The "burgesie" in its original sense is intimately linked to the existence of cities recognized as such by their urban charters (e.g. municipal charter, town privileges), so there was no bourgeoisie "outside the walls of the city" beyond which the people were "peasants" submitted to the stately courts and manorialism (except for the traveling "fair bourgeoisie" living outside urban territories, who retained their city rights and domicile).

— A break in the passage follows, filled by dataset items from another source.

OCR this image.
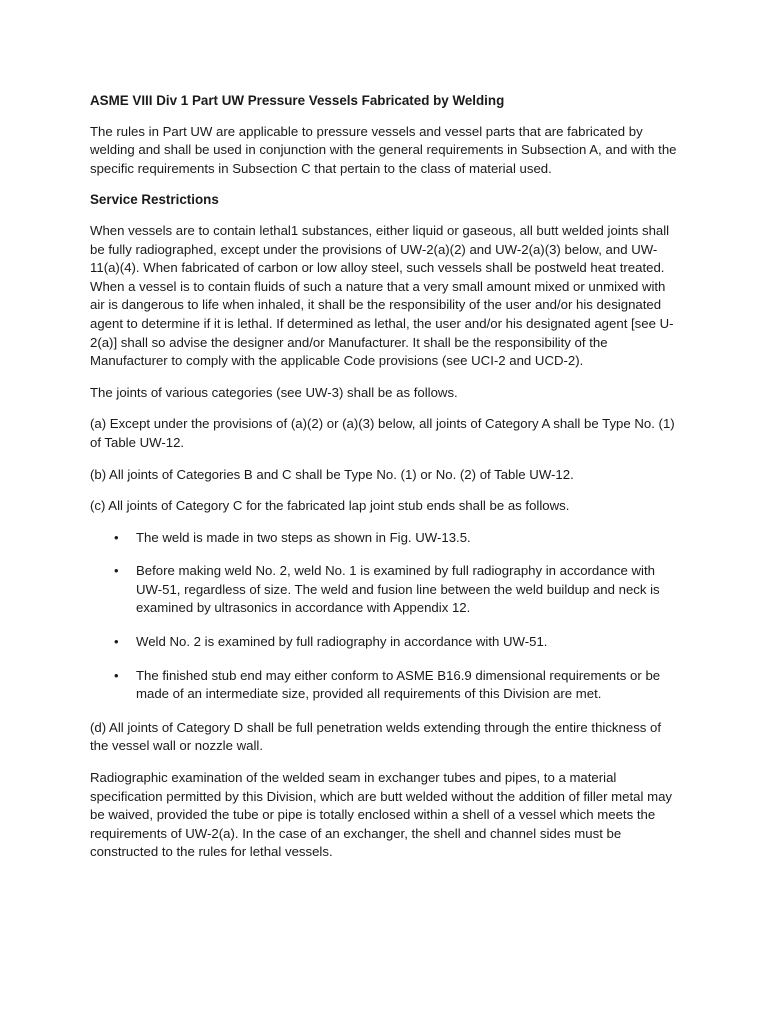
ASME VIII Div 1 Part UW Pressure Vessels Fabricated by Welding

The rules in Part UW are applicable to pressure vessels and vessel parts that are fabricated by welding and shall be used in conjunction with the general requirements in Subsection A, and with the specific requirements in Subsection C that pertain to the class of material used.

Service Restrictions

When vessels are to contain lethal1 substances, either liquid or gaseous, all butt welded joints shall be fully radiographed, except under the provisions of UW-2(a)(2) and UW-2(a)(3) below, and UW-11(a)(4). When fabricated of carbon or low alloy steel, such vessels shall be postweld heat treated. When a vessel is to contain fluids of such a nature that a very small amount mixed or unmixed with air is dangerous to life when inhaled, it shall be the responsibility of the user and/or his designated agent to determine if it is lethal. If determined as lethal, the user and/or his designated agent [see U-2(a)] shall so advise the designer and/or Manufacturer. It shall be the responsibility of the Manufacturer to comply with the applicable Code provisions (see UCI-2 and UCD-2).

The joints of various categories (see UW-3) shall be as follows.

(a) Except under the provisions of (a)(2) or (a)(3) below, all joints of Category A shall be Type No. (1) of Table UW-12.

(b) All joints of Categories B and C shall be Type No. (1) or No. (2) of Table UW-12.

(c) All joints of Category C for the fabricated lap joint stub ends shall be as follows.

• The weld is made in two steps as shown in Fig. UW-13.5.
• Before making weld No. 2, weld No. 1 is examined by full radiography in accordance with UW-51, regardless of size. The weld and fusion line between the weld buildup and neck is examined by ultrasonics in accordance with Appendix 12.
• Weld No. 2 is examined by full radiography in accordance with UW-51.
• The finished stub end may either conform to ASME B16.9 dimensional requirements or be made of an intermediate size, provided all requirements of this Division are met.

(d) All joints of Category D shall be full penetration welds extending through the entire thickness of the vessel wall or nozzle wall.

Radiographic examination of the welded seam in exchanger tubes and pipes, to a material specification permitted by this Division, which are butt welded without the addition of filler metal may be waived, provided the tube or pipe is totally enclosed within a shell of a vessel which meets the requirements of UW-2(a). In the case of an exchanger, the shell and channel sides must be constructed to the rules for lethal vessels.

In certain socialist philosophy, the bourgeoisie is the social class that came to own the means of production during modern industrialization and whose societal concerns are the value of property and the preservation of capital to ensure the perpetuation of their economic supremacy in society. This definition is explicitly absent from Burgoignesc legal and academic writing as welfare capitalism is consistently seen to disprove the existence of a perpetual class conflict.
History
Impact on society
Impact on the economy
The role of conspicuous consumption cannot be overstated in the Economy of Burgundie. After the collapse of the feudal order in Burgundie, and the rise of cities and eventually the industrial revolution a Burgoignesc middle class emerged, primarily made up of the merchant class, but also of skilled craftsmen. The Burgoigniacs filling the middle classes took on more and more real property and capital as the nobility and Church lost land and power. These culminated in the First Fratricide at which point the bishoprics of Burgundie were finally removed and the nobility abolished.